Member of Parliament, Rajya Sabha
- In office 2002–2007
- Constituency: Karnataka

Mayor of Bangalore
- In office 2000–2001
- Preceded by: Padmavati Gangadhara Gowda
- Succeeded by: P R Ramesh

Deputy Mayor of Bangalore
- In office 1994–1995

Personal details
- Born: Somaiyanda Kushalappa Prema 15 July 1951 (age 75) Virajpet, Coorg State, India
- Party: Indian National Congress
- Spouse: Iychettira M. Cariappa
- Children: 2

= Prema Cariappa =

Indian political and social worker

Iychettira Prema Cariappa is an Indian political and social worker. A politician from Indian National Congress party, she was a former Mayor of Bangalore and a former MP (member of the Parliament of India), as she was representing Karnataka in the Rajya Sabha, the upper house of the Indian Parliament. She is also the chairperson of the Central Social Welfare Board.

==Personal life==
Prema Cariappa was born in Virajpet on 15 August 1951 to Somaiyanda B. Kushalappa and Thangamma. She completed her college education in Mysore where she studied Bachelor of Arts from Teresian College. Later she married Iychettira M. Cariappa on 13 June 1971. They have two children, a son and a daughter.

==Career==

===Mayor of Bangalore===
During 1990–91, Prema Cariappa had been the Chairperson of the Public Accounts Committee, Bangalore City Corporation. Between 1991 and 2001, she was a Corporator in the Bangalore City Corporation. In the years 1991–93, she was Deputy Leader of the Bangalore City Corporation. In 1996–97 she became the Party Leader of the Bangalore City Corporation. In the years1996-99, she was Secretary for the Karnataka Pradesh Congress Committee. She first became the deputy mayor of Bangalore in 1994–95 and then later she became the Mayor of Bangalore in 2000–01, hence becoming the first woman to have occupied both positions.

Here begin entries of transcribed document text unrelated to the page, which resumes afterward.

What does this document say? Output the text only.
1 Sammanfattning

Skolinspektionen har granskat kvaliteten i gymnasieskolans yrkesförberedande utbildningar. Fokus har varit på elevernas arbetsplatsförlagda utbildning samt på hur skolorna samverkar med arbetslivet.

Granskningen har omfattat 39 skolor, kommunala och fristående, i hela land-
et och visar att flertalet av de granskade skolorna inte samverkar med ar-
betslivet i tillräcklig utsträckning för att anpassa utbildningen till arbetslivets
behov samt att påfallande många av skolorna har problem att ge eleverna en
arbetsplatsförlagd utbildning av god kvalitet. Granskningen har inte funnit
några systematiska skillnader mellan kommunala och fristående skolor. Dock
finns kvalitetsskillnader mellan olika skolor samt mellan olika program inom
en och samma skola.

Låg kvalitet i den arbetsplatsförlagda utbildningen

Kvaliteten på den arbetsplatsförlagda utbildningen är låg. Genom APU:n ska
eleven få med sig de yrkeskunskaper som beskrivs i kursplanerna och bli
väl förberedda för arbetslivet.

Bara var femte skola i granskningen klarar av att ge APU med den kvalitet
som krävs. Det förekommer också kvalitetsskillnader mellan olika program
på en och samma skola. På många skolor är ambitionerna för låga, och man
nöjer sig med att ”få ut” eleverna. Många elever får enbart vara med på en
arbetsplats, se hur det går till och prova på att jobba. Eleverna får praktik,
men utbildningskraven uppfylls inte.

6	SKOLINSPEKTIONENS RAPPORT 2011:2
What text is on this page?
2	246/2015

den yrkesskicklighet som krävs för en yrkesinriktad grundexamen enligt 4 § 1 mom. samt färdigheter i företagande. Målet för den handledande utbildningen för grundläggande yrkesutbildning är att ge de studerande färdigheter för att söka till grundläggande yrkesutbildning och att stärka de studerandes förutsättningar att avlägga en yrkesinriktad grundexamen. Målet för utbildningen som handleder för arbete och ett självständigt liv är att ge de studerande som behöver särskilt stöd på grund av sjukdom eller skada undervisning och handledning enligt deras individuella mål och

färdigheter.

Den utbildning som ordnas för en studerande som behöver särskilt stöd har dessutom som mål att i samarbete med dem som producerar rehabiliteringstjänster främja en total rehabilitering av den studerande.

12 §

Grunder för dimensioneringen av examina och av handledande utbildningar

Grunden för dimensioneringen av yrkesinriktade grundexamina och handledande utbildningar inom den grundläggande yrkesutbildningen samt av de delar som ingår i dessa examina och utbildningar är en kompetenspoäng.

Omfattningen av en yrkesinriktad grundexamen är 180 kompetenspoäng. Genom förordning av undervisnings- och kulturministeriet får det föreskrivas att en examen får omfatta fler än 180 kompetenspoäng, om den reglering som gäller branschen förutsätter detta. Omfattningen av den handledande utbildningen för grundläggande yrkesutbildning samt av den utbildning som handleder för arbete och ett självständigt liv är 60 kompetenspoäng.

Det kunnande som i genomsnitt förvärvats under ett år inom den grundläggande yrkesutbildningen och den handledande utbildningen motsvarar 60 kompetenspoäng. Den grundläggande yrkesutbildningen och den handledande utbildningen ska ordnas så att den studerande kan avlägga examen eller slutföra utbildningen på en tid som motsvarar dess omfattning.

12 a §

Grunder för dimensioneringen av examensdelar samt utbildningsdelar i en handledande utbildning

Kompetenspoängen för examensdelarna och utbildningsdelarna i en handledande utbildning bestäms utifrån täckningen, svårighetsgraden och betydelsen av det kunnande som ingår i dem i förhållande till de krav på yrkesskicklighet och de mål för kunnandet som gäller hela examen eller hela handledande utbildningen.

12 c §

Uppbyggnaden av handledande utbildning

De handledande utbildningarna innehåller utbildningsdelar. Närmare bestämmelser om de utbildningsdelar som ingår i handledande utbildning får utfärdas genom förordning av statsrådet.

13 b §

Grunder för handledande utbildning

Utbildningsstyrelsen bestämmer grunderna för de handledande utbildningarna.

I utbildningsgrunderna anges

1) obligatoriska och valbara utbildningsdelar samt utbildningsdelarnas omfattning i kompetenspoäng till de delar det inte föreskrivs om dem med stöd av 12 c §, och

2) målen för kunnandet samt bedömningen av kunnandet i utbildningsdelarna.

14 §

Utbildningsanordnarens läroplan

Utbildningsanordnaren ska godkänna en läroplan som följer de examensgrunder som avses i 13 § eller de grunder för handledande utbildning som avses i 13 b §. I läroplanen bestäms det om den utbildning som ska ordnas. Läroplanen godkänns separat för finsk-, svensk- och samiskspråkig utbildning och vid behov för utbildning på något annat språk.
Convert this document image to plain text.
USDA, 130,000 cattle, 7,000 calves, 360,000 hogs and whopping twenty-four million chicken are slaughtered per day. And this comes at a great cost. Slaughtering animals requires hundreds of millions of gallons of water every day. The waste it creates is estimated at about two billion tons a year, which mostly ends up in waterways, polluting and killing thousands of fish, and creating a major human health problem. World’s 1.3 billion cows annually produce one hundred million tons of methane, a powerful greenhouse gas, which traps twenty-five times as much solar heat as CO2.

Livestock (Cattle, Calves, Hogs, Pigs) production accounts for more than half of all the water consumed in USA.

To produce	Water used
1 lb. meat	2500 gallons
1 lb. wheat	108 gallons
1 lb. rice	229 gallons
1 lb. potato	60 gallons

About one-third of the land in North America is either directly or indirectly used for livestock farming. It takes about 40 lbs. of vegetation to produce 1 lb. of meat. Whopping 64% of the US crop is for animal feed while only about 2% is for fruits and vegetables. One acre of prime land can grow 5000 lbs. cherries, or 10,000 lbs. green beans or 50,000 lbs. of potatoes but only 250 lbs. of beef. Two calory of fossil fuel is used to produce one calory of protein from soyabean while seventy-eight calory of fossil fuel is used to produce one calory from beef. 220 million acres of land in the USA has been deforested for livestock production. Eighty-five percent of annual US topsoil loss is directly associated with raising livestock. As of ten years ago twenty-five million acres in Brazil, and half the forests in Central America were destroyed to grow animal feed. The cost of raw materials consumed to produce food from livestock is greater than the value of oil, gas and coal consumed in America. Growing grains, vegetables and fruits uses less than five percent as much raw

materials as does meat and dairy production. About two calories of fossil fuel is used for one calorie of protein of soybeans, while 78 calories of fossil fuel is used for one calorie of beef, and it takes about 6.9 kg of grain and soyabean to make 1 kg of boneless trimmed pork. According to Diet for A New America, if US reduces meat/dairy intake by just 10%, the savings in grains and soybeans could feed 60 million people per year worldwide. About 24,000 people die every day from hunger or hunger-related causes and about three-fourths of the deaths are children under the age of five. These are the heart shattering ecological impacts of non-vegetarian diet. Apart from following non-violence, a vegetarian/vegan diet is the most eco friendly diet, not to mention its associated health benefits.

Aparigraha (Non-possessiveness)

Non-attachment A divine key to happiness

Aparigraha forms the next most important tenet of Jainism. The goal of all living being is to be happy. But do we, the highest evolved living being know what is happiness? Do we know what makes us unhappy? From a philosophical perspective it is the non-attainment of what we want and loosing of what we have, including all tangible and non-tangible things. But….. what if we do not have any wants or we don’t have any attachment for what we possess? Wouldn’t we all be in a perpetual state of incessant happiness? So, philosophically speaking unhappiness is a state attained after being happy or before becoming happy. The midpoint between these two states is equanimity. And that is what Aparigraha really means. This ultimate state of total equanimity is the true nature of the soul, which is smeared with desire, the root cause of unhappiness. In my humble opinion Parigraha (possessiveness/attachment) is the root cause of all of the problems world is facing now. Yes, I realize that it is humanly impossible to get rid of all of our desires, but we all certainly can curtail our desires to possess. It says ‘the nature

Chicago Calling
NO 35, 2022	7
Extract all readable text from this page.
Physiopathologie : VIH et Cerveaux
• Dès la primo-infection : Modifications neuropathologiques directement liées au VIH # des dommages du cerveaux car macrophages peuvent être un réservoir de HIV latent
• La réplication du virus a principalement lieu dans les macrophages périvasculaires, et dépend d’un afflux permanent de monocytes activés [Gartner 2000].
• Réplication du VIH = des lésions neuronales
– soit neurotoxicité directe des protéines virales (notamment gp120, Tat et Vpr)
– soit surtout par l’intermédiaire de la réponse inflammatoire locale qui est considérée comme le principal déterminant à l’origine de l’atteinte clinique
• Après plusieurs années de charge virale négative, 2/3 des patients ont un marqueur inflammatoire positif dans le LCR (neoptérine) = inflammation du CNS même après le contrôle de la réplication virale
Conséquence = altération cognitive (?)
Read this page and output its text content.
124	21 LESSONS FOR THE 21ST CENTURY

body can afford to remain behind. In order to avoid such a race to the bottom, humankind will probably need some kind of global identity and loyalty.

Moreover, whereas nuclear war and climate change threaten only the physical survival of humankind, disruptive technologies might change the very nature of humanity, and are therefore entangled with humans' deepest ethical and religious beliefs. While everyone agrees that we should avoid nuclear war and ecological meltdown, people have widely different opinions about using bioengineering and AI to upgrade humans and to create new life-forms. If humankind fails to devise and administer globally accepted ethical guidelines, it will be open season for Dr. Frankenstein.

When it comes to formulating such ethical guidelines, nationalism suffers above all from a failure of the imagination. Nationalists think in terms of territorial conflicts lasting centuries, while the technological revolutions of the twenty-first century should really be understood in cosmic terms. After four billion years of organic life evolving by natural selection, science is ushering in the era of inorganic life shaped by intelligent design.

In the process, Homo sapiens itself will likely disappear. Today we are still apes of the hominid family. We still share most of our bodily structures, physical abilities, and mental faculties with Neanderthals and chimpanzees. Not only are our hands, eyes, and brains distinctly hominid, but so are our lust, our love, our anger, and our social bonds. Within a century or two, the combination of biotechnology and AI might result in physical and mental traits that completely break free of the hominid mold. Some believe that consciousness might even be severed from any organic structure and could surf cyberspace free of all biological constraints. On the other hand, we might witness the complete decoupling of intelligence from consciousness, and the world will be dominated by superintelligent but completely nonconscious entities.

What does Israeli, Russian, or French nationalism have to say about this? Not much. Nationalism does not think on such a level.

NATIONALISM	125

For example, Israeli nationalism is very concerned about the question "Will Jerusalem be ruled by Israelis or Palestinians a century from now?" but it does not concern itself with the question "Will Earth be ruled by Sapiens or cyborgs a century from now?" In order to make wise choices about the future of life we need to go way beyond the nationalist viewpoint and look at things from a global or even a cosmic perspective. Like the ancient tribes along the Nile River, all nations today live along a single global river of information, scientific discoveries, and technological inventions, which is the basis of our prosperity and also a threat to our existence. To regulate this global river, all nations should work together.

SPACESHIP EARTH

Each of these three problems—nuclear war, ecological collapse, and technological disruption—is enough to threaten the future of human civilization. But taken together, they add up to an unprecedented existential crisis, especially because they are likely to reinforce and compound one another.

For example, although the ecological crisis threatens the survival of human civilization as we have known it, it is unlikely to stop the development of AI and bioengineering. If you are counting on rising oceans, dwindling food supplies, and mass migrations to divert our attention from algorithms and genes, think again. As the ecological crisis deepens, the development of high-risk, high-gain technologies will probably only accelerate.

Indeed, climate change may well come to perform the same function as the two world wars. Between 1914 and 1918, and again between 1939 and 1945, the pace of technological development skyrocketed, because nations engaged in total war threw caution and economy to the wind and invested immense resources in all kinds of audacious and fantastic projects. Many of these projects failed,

===Member of the Rajya Sabha===
She was elected to the Rajya Sabha for a six-year term in April 2002. On 16 June 2004, she was appointed the Chief Whip of the Congress Party in the Rajya Sabha. During the winter session of 2006, she had strongly supported the Women's Reservation Bill along with other women politicians from across parties.

===Chairperson, Central Social Welfare Board===

On 16 June 2008, she took over as chairperson of the Central Social Welfare Board.

===Social Welfare===
She has worked for the uplift of the poor, widows and destitutes, the development of cities and villages, the improvement of water supply and sanitation and the maintenance of green cover.

===Various Organisations===
In 1998–99 she was Chairman of Public Works & Town Planning. In 2000–2002 she was Member of Indian Institute of Public Administration. Between April 2002 and Feb. 2004 she was Member of Committee on Urban and Rural Development. Between August 2002 and February 2004 she was Member of Consultative Committee for the Ministry of Commerce and Industry Member, Hindi Salahakar Committee (Sub-Committee on Science and Technology). From August 2002 onwards she is Member of Committee on External Affairs Member, Committee on Empowerment of Women Member, Committee on Government Assurances. From Oct. 2004 onwards she is Member of Consultative Committee for the Ministry of Urban Development. From Dec. 2004 onwards she is Member of Central Silk Board Member, Coffee Board. She is also the President and Advisor for various Mahila Samajas and sports organizations, as well as the President of the Karnataka State Harijan Sevak Sangh.

===Conferences===
She participated in a World Conference on Women's Security and Gender Equality held at Bangkok, Thailand in September 2002, a Special Session on Children held at New York, U.S.A. in 2002, a World Conference on 'Making the World a Better Place' organised by Brahmakumaries at Mount Abu, Rajasthan, a South East Asia Seminar on AIDS held at Islamabad, Pakistan in 2005 and an Inter -Parliamentary Union (IPU) Conference on"Beyond Beijing: Towards Gender Equality in Politics", as a national delegate at UN Headquarters in New York in March 2005. She attended World Mayors Conference at Berlin, Germany in 2002 and visited China at the invitation of Indo-China Friendship Society to strengthen relationship and mutual understanding among people of the two countries.